Colin Guthrie gmane at colin.guthr.ie
Thu Nov 26 07:15:10 PST 2009

'Twas brillig, and Markus Rechberger at 26/11/09 14:50 did gyre and gimble:
> I don't know how the permission stuff is handled, but root should be
> an exception for this and
> be allowed by default.

The exception to the rule is not necessarily the problem (the concept 
itself is valid enough), but to think about this problem generally you 
need to understand how audio works and, more importantly, what are the 
underlying limitations.

Firstly, PulseAudio handles software mixing for you. This is because 
most hardware does not support hardware mixing. This means that (at the 
lowest level) only one application is able to use the sound card at any 
given time. This clearly sucks, but obviously a software mixer solves 
this problem.

Keeping in mind that the on a multi user system, the active user can 
flip around, with each real user being denied and allowed access to the 
audio hardware as appropriate, that it is not a nice idea to let root 
use the current active user's PA as this can change later, denying root 
the sound access by extension.

So really there are only two solutions here:
  1. Bypass pulse and access the audio directly.
  2. Run roots very own PA process and use it.
  3. Run system-wide PA.
  4. Run PA on top of some lower level mixer e.g. dmix.

Now all of these have major flaws and disadvantages. 1 and 2 require 
hardware mixing which is not all that common these days so is totally 
out of the question. 3. Is nasty, requiring access rules to be pushed 
into user administration (e.g. adding users to the pulse-access 
group)[0], and also breaking SHM usage in IPC which adds huge overhead. 
4. Adds lots of latency and totally breaks glitch free control of the 
sound hardware which has huge knock on effects for power savings and 
other important aspects.

So really the problem is not all that simple.
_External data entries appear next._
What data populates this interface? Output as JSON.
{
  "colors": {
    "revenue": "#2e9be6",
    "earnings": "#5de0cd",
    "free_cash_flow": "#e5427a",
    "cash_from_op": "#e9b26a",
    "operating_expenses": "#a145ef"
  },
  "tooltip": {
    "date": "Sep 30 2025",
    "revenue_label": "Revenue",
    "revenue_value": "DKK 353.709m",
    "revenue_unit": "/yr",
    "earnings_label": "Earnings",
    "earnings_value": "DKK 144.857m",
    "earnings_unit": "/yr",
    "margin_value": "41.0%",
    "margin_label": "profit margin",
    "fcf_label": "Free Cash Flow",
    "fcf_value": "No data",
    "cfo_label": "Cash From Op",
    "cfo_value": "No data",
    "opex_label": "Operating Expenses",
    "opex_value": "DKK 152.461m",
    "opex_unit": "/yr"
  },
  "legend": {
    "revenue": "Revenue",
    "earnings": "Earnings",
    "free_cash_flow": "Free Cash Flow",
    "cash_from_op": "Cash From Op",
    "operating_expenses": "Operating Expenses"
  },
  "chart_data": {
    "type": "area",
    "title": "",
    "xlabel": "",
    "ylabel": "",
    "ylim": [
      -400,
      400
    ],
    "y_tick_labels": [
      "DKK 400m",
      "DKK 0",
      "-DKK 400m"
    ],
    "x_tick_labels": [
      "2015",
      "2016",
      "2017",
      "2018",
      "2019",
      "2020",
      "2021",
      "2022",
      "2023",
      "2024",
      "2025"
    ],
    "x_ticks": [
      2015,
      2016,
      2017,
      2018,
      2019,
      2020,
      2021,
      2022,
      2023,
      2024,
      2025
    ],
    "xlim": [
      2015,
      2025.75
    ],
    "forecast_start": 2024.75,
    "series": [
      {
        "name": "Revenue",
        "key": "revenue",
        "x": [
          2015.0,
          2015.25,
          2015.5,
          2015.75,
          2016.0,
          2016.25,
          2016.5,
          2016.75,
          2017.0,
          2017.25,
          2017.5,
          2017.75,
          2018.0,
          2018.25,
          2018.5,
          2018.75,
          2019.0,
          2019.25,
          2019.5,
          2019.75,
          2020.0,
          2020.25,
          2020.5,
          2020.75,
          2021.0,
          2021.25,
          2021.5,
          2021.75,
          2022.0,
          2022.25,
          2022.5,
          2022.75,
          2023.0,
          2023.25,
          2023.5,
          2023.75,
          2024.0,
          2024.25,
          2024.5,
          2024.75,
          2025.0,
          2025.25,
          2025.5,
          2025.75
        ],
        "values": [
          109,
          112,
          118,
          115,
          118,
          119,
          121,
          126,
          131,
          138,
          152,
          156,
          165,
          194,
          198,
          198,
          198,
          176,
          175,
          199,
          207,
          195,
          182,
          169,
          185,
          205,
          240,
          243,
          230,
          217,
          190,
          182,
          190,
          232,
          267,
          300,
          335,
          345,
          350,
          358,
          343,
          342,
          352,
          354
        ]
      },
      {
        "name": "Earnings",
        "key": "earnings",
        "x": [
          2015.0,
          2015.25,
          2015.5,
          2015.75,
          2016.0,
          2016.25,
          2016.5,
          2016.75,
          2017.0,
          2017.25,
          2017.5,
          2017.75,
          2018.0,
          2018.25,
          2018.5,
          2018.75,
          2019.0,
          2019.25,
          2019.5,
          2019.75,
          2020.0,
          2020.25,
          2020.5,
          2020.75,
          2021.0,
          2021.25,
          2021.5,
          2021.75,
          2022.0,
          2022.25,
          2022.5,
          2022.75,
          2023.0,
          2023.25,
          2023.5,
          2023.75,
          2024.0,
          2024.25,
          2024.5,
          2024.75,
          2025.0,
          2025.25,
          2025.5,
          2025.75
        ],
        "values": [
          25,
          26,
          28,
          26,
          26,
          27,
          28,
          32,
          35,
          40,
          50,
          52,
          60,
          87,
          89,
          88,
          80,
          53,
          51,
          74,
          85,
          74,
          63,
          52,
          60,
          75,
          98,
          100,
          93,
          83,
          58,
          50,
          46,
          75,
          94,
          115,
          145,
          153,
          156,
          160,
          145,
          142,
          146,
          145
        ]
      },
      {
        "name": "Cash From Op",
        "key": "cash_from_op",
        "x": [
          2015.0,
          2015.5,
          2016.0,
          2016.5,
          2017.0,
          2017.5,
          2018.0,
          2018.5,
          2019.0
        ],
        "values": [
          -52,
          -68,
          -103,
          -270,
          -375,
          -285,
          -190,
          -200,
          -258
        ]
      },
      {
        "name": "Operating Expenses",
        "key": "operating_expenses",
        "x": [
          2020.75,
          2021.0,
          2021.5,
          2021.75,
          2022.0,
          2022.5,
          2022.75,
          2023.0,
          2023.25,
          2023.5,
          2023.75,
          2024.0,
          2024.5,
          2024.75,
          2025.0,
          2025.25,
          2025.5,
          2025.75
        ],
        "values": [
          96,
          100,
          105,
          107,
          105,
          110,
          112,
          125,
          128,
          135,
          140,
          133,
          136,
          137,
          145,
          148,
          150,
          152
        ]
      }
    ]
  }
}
When considering all the 
various things that the old approach did not allow, but pulseaudio 
permits, this regression is really not a major one. Like I said 
previously you have to ask yourself some very serious questions when you 
are using a root process to interact with sound anyway? Why should any 
root process be doing that? Root is evil and should be avoided except 
when absolutely necessary. Added to that, the 99% use case of "root 
requireing sound" is while working under X11 and your regular user 
becomes root (su/sudo) to display a GUI app, sound will work just fine, 
so this is not a problem. The other marginal cases really don't present 
me with a burning problem that keeps me awake at night!